Human rights group plan court action over the treatment of refugees (Business day)

Date: 01/01/2001

HUMAN rights lawyers are threatening legal action against the home affairs department for ordering border posts to turn back asylum-seekers and refugees arriving through neighbouring states.The lawyers claim the directive contravenes the Refugee Act, and that the department is preparing amendments to the law to make its actions legal. They accuse the government of putting at risk the lives of people fleeing wars in other parts of the continent.

According to one lawyer, the proposed amendments also provide for the opening of refugee camps in various parts of SA, where asylum seekers would be detained.

The department confirmed amendments are in the pipeline, but denies they are aimed at legalising its actions.

At the heart of the dispute is an undated circular issued by department director-general Billy Masetlha, ordering border authorities to end the practice of allowing asylum seekers and refugees, who travel via safe neighbouring states, to enter SA.

The bona fides of such persons should be verified at ports of entry and they should be referred back (to) where they come from. If they insist on entering the Republic, they should be detained, the circular says.

Although the circular, obtained last week by Business Day, does not identify the neighbouring states, it is understood that all of them Zimbabwe, Mozambique, Namibia, Botswana, Lesotho and Swaziland fall within the departments definition of a safe state.

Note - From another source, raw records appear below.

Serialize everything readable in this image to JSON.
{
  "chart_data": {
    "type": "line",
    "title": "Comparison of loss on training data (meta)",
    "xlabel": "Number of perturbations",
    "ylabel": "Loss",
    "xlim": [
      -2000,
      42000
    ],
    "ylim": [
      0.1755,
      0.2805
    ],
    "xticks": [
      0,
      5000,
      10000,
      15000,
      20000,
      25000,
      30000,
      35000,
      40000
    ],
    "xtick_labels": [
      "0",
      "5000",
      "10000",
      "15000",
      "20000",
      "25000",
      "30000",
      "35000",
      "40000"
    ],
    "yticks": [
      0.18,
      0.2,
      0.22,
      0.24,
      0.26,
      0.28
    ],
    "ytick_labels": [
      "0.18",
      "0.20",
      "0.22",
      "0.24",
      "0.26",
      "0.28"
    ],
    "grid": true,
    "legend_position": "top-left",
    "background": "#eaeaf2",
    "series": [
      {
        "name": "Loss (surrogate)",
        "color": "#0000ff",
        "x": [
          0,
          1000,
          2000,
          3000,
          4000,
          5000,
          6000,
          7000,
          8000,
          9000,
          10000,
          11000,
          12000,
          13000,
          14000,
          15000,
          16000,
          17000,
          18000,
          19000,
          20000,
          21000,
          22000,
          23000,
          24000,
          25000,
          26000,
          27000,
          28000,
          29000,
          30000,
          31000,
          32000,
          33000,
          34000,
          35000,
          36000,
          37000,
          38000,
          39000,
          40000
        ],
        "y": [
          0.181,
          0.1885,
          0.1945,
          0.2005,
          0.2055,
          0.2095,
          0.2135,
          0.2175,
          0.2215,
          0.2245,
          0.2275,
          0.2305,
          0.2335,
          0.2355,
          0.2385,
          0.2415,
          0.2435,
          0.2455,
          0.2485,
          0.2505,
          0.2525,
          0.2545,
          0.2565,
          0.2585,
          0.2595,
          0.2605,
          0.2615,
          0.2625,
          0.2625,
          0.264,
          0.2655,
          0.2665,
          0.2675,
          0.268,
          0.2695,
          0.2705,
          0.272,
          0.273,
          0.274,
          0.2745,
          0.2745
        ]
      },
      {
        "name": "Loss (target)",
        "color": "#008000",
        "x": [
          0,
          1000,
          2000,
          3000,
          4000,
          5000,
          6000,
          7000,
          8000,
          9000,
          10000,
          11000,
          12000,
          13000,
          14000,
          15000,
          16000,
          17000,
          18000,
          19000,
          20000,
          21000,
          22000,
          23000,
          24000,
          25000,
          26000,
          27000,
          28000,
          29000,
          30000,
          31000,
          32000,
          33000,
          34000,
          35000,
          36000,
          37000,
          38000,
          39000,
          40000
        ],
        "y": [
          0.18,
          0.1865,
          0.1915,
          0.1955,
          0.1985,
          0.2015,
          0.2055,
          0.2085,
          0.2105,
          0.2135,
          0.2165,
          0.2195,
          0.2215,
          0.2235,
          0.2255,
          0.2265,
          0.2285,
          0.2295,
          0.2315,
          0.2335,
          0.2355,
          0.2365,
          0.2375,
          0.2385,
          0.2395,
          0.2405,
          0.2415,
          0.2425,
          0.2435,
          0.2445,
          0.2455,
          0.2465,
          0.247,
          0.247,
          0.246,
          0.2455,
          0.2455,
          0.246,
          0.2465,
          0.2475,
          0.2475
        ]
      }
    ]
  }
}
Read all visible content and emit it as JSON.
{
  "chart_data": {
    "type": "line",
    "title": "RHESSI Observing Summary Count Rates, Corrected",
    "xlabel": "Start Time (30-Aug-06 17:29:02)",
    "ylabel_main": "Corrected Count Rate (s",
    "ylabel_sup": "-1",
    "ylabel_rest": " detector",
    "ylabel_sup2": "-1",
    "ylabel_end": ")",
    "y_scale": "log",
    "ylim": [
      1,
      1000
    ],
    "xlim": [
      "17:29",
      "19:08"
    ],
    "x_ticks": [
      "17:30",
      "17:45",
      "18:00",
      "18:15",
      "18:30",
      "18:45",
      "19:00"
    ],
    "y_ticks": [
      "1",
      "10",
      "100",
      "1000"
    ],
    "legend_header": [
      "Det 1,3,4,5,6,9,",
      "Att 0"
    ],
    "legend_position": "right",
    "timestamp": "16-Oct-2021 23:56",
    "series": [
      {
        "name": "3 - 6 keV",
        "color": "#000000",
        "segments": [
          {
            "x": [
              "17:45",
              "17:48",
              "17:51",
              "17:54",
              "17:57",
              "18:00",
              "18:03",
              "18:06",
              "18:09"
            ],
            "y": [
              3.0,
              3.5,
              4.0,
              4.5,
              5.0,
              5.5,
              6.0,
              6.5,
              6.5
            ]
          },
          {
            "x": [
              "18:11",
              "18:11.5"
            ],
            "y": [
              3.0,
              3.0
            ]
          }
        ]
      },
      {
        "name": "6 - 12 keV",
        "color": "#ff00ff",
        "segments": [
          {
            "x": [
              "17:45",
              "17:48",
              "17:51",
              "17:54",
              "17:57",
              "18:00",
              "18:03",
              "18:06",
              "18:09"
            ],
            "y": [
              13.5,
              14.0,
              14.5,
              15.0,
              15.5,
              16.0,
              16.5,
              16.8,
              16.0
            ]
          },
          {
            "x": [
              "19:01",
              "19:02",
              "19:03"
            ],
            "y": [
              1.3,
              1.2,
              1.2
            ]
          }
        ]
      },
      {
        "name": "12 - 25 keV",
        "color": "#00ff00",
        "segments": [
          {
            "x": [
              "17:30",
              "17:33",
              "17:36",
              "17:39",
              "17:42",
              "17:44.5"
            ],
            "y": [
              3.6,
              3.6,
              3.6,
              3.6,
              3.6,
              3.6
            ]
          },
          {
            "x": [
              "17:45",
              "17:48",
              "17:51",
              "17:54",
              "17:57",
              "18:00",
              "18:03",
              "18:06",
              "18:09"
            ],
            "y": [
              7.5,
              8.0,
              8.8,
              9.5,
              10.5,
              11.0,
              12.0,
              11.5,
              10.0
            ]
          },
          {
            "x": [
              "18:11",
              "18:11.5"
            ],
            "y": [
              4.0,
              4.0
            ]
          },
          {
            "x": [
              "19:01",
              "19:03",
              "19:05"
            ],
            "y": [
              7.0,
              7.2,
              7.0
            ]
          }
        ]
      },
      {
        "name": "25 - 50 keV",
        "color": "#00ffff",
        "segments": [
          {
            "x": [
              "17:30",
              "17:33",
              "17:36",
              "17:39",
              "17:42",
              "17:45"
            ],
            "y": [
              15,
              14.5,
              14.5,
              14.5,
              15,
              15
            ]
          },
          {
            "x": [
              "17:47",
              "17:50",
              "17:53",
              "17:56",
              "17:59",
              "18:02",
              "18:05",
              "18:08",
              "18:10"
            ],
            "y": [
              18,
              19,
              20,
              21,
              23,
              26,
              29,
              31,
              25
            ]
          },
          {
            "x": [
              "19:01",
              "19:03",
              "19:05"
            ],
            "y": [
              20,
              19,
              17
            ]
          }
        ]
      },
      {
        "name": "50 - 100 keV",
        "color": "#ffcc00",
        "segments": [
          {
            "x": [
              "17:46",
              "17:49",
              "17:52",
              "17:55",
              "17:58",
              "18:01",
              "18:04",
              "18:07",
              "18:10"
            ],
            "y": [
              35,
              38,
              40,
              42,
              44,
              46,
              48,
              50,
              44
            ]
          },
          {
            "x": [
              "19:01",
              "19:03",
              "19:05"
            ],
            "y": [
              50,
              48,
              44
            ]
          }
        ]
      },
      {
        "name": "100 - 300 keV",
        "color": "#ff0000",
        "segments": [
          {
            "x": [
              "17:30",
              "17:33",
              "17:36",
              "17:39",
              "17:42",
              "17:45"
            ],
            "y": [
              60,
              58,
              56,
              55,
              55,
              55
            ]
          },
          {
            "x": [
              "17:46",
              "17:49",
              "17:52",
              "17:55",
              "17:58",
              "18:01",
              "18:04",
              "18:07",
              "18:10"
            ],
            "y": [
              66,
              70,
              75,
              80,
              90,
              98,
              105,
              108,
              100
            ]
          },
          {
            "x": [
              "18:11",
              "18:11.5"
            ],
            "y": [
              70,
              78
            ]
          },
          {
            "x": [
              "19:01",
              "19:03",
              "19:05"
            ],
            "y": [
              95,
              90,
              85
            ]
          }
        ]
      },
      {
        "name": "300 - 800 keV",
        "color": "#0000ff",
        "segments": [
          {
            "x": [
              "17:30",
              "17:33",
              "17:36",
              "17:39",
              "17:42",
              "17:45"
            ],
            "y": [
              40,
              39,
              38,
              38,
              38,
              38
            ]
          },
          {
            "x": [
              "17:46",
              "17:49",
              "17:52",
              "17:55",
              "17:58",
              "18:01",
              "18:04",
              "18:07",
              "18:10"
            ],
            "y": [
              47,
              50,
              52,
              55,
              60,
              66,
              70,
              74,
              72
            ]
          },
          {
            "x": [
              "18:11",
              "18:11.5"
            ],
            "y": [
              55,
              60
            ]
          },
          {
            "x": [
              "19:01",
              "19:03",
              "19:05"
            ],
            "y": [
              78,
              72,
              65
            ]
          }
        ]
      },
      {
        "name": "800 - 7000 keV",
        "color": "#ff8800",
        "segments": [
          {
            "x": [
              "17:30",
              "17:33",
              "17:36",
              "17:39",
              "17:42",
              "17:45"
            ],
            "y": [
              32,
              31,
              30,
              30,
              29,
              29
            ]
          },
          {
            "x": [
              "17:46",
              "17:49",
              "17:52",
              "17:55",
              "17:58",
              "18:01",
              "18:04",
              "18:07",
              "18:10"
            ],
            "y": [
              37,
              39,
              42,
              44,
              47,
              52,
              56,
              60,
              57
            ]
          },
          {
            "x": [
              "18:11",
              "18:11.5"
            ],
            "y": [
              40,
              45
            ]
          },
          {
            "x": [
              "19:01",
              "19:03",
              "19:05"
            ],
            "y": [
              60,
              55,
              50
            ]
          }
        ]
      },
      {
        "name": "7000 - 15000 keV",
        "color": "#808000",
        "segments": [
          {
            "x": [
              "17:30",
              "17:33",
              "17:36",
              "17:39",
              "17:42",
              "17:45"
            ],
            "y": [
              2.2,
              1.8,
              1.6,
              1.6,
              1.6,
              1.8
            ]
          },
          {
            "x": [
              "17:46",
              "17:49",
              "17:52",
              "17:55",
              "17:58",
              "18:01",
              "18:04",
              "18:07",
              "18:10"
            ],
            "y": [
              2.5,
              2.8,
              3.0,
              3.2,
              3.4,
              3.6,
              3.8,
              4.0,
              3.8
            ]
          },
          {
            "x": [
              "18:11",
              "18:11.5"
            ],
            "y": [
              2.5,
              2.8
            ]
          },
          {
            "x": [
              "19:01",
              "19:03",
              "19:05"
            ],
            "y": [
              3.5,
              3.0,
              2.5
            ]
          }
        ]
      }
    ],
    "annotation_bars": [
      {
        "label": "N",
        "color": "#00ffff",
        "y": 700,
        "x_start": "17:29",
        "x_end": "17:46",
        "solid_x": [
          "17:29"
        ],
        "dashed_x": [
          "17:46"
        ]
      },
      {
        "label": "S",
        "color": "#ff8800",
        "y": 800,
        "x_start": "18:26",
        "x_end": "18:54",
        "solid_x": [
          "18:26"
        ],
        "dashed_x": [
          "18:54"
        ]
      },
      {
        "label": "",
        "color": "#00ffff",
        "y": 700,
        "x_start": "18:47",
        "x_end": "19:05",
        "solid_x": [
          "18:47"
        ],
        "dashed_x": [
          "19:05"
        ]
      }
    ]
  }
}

Lawyers for Human Rights (LHR) refugee projects co-ordinator Jacob van Garderen said yesterday SA was following an exclusion policy that would inflate the refugee populations of needy African countries.

He said SAs refugee population was very small compared with other African countries.

SA has had about 61000 asylum applications since 1994, while Tanzania has accepted more than 1-million refugees and Zambia has several hundred thousand.

SAs policy meant that asylum seekers from other parts of Africa had no choice but to parachute into the country, Van Garderen said.

Immigration lawyer Chris Watters said the circular meant that if Angolans fleeing the war in their home country attempted to enter SA via Namibia, they could become the responsibility of Namibian authorities.

This was disturbing as Namibia tended to deport Angolans, especially those suspected of being Unita supporters, back to Angola. Amnesty International had voiced concern about their subsequent persecution at the hands of the Angolan authorities, Watters said.

Home affairs spokesman Hennie Meyer denied that the policy was aimed at keeping out such asylum-seekers. The directive was aimed mainly at people who had refugee status in neighbouring states, but wanted to come to SA because they did not want to live in refugee camps, Meyer said.

Van Garderen said LHR was considering legal action as the circular contravened the Refugee Act.

The act requires border authorities to issue temporary residence permits to refugees, who then have to apply for asylum within 14 days.

Meyer said while LHR was entitled to take legal action, the department believed it was acting within the law.